Repeated use of alcohol can lead to dependence. Sudden cessation of alcohol intake is likely to produce withdrawal symptoms, including severe anxiety, tremors, hallucinations, and convulsions. Alcohol withdrawal can be life threatening. Long-term consumptions of large quantities of alcohol, particularly when combined with poor nutrition, can also lead to permanent damage of vital organs such as the brain and the liver.
Mothers who drink alcohol during pregnancy may give birth to infants with fetal alcohol syndrome. These infants have irreversible physical abnormalities and mental retardation.
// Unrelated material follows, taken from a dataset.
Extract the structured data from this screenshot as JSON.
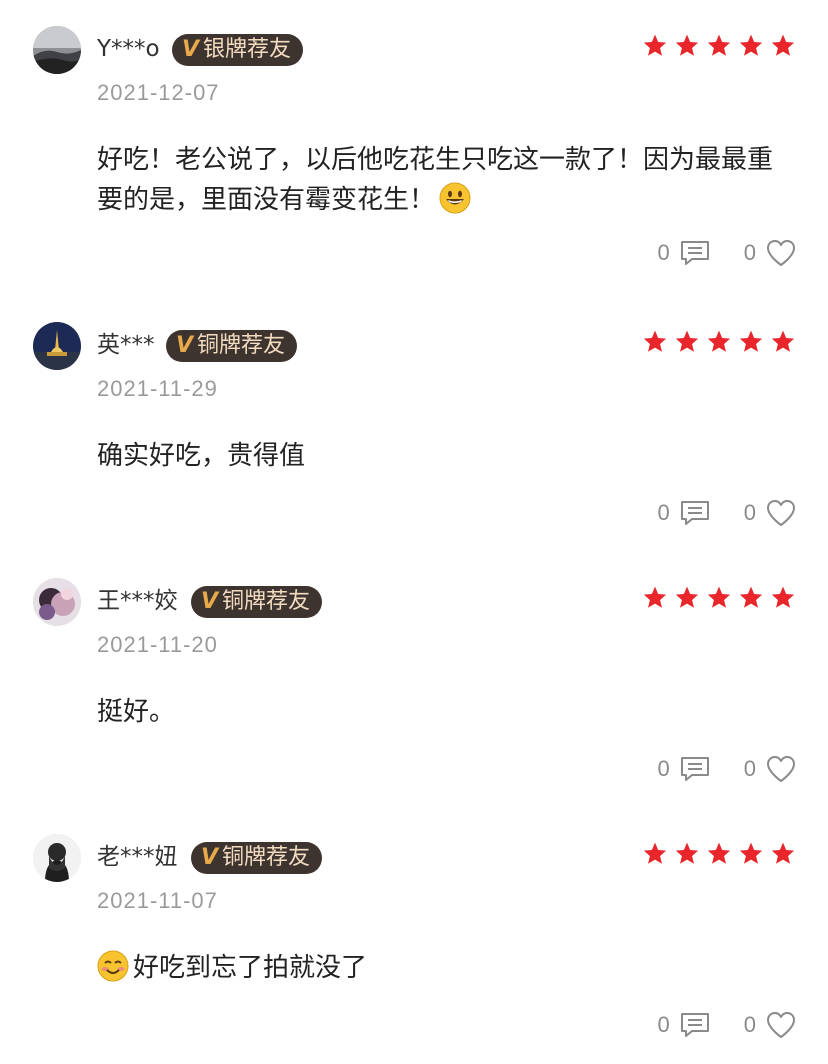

In addition, research indicates that children of alcoholic parents are at greater risk than other youngsters of becoming alcoholics.
- 21 U.S.C. 844 (a)
1st conviction: Up to 1 year imprisonment and fined at least $1,000 but not more than $100,000, or both.
After 1 prior drug conviction: At least 15 days in prison, not to exceed 2 years and fined at least $2,500 but not more than $250,000, or both.
After 2 or more prior drug convictions: At least 90 days in prison, not to exceed 3 years and fined at least $5,000 but not more than $250,000, or both.
Special sentencing provisions for possession of crack cocaine: Mandatory at least 5 years in prison, not to exceed 20 years and fined up to $250,000, or both, if:
- 1st conviction and the amount of crack possessed exceeds 5 grams.
- 2nd crack conviction and the amount of crack possessed exceeds 3 grams.
- 3rd or subsequent crack conviction and the amount of crack possessed exceeds 1 gram.
- 21 U.S.C. 853(a) and 881 (a) (7)
Forfeiture of personal and real property used to possess or to facilitate possession of a controlled substance if that offense is punishable by more than 1-year imprisonment. (See special sentencing provisions re: crack)
- 21 U.S.C. 881 (a) (4)
Forfeiture of vehicles, boats, aircraft or any other conveyance used to transport or conceals a controlled substance.
- 21 U.S.C. 844a
Civil fine of up to $10,000 (pending adoption of final regulations).
- 21 U.S.C. 853a
Denial of Federal benefits, such as student loans, grants, contracts, and professional and commercial licenses, up to 1 year for first offense, up to 5 years for second and subsequent offenses.
- 18 U.S.C. 922(g)
Ineligible to receive or purchase a firearm.
Revocation of certain Federal licenses and benefits, e.g. pilot licenses, public housing tenancy, etc., are vested within the authorities of individual Federal agencies.